The Devil Book Review: A Danish Literary Sequence Aflame with Purpose

During the early hours of April 7 1990, a devastating blaze erupted on board the ferry Scandinavian Star, a passenger ferry traveling between Frederikshavn and Oslo. Inadequate staff training combined with jammed safety doors aided the propagation of the fire, while toxic hydrogen cyanide gas emitted from burning materials caused the deaths of 159 people. At first, the tragedy was blamed to a traveler—a truck driver with a record of fire-setting. Since this individual also died in the fire and was unable to defend himself, the full facts about the disaster stayed hidden for many years. Only in 2020 that a detailed documentary revealed the blaze was likely started deliberately as part of an insurance fraud.

Nordenhof's Scandinavian Star Series: An Overview

Within the initial book of Nordenhof's Scandinavian Star sequence, the preceding volume, an unidentified protagonist is traveling on a public transport through the Danish capital when she notices an elderly man on the street. As the vehicle moves away, she experiences an “uncanny feeling” that she is carrying a piece of him with her. Compelled to retrace the journey in pursuit of him, the character finds herself in a setting that is both unfamiliar and strangely known. She introduces us to Maggie and Kurt, whose connection is strained by the burdens of their conflicted pasts. In the final pages of that book, it is implied that the source of Kurt's disaffection may originate in a poor financial decision made on his behalf by a man known as T.

The Devil Book: An Unconventional Narrative Style

This second installment begins with an lengthy poetic passage in which the writer describes her challenge to compose T's story. “Within this volume, two,” she states, “we were meant / to follow him / from childhood up until / the evening / when he sat waiting for / the report that / the blaze / on the Scandinavian Star / had successfully been / set.” Burdened by the undertaking she has assigned herself and derailed by the global health crisis, she tackles the story obliquely, as a form of allegory. “I came to think / that I / can do / anything I want / so this / is my book / this is / for you / this is / an erotic thriller / about businessmen and / the devil.”

A narrative slowly emerges of a female character who spends lockdown in the UK capital with a near-unknown person and over the course of those weeks relates to him what occurred to her a ten years earlier, when she agreed to an proposal from a figure who claimed to be the devil to grant all her desires, so long as she didn't question his motives. As the threads of the two stories become more interwoven, we begin to suspect that they are one and the same—or at minimum that the identity of T is legion, for there are devils everywhere.

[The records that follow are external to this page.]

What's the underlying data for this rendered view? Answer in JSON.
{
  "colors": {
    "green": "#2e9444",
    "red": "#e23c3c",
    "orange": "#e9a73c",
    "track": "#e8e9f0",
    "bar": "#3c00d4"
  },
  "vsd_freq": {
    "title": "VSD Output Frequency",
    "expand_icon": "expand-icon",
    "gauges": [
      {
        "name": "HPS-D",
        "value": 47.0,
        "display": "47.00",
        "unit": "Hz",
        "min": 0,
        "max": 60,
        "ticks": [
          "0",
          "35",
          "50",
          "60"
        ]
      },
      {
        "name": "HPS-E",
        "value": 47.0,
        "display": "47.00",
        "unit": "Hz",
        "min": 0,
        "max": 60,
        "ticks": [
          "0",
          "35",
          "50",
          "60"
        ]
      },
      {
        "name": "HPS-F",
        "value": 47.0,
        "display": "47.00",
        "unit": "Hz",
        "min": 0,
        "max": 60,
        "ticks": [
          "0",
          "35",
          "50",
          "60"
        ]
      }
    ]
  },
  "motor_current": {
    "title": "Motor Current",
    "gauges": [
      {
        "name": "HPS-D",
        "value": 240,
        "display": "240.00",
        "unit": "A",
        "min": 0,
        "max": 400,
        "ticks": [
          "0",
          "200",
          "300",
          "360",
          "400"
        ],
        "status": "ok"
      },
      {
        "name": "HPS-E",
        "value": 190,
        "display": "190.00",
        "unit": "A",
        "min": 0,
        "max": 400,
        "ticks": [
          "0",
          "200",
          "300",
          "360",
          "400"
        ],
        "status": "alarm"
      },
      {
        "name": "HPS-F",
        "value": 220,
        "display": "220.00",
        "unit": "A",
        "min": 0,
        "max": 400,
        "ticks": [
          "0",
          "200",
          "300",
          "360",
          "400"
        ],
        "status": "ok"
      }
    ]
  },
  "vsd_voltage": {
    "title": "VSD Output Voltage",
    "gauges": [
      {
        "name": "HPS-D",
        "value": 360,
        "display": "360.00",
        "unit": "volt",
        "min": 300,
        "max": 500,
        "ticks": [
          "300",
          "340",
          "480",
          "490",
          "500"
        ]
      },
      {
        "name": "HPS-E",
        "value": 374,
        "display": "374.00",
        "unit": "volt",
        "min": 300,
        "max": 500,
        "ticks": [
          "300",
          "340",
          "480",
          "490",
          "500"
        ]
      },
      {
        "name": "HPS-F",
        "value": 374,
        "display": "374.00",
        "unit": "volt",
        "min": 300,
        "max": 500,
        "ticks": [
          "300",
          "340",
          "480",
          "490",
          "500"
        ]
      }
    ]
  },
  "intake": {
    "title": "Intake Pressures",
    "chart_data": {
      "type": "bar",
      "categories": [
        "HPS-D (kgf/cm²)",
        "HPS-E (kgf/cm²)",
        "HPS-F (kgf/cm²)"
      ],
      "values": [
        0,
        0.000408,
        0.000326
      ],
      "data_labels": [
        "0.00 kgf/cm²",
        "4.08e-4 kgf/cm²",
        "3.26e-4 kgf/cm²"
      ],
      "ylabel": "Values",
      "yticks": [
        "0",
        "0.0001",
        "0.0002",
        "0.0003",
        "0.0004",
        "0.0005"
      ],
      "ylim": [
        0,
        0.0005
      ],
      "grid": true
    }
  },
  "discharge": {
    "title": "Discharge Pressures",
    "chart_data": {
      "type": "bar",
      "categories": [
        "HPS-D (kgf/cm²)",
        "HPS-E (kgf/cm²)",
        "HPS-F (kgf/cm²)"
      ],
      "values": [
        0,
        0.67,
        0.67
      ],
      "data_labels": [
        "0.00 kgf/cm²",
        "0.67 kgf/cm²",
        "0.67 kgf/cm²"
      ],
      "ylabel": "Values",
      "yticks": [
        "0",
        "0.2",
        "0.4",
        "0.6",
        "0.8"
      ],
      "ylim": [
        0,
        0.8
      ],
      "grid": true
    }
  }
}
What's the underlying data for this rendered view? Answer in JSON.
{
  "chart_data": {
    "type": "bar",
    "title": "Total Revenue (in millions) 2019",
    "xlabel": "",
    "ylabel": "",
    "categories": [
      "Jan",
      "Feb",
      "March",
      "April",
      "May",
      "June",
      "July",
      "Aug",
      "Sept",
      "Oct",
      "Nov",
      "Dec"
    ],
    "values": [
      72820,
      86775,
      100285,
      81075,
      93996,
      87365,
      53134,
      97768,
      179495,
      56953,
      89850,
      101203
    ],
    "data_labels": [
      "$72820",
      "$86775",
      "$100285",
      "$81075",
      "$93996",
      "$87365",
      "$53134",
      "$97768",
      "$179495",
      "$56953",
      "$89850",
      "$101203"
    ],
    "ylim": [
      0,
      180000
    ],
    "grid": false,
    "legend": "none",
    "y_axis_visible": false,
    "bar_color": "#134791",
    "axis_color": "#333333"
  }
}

There is another fire here: a passionate, compelling commitment to writing as a political act

Deals with the Devil: A Thematic Examination

Classic stories instruct us that it is the devil who makes deals, not a divine being, and that we enter into them at our peril. But what if the protagonist herself is the malevolent force? A additional storyline comes finally to light—the account of a girl whose childhood was marred by abuse and who spent time in a mental health facility, under pressure to comply with social expectations or endure more of the same. “[This entity] understands that in the scenario you've set for it, there are a pair of results: submit or stay a beast.” A third way out is ultimately unveiled through a series of poems to the night that are also a rallying cry against the influences of capital.

Parallels and Readings: From Literature to Reality

Numerous UK audience members of Nordenhof's Scandinavian Star novels will think right away of the London tower fire, which, though accidental in cause, bears similarities in that the ensuing tragedy and fatalities can be attributed at in part to the dangerous trade-off of putting financial gain over human lives. In these initial volumes of what is planned to be a multi-volume sequence, the fire on board the ferry and the chain of fraudulent transactions that ended in mass murder are a ominous underlying presence, showing themselves only in brief glimpses of information or inference yet casting a deepening shadow over everything that occurs. Certain readers may question how much it is feasible to read this volume as a independent piece, when its aim and significance are so intricately bound into a broader whole whose ultimate shape, at this stage, is uncertain.

Innovative Prose: Art and Morality Fused

There will be others—and I include myself as among them—who will fall in love with the author's endeavor purely as text, as properly experimental writing whose ethical and creative intent are so deeply entwined as to make them inseparable. “Compose verses / for we require / that as well.” There is another fire here: an intense, magnetic devotion to writing as a statement. I intend to continue to pursue this literary journey, no matter where it goes.

Hector Alvarez
Hector Alvarez

Environmental scientist and sustainability advocate passionate about sharing practical green living solutions.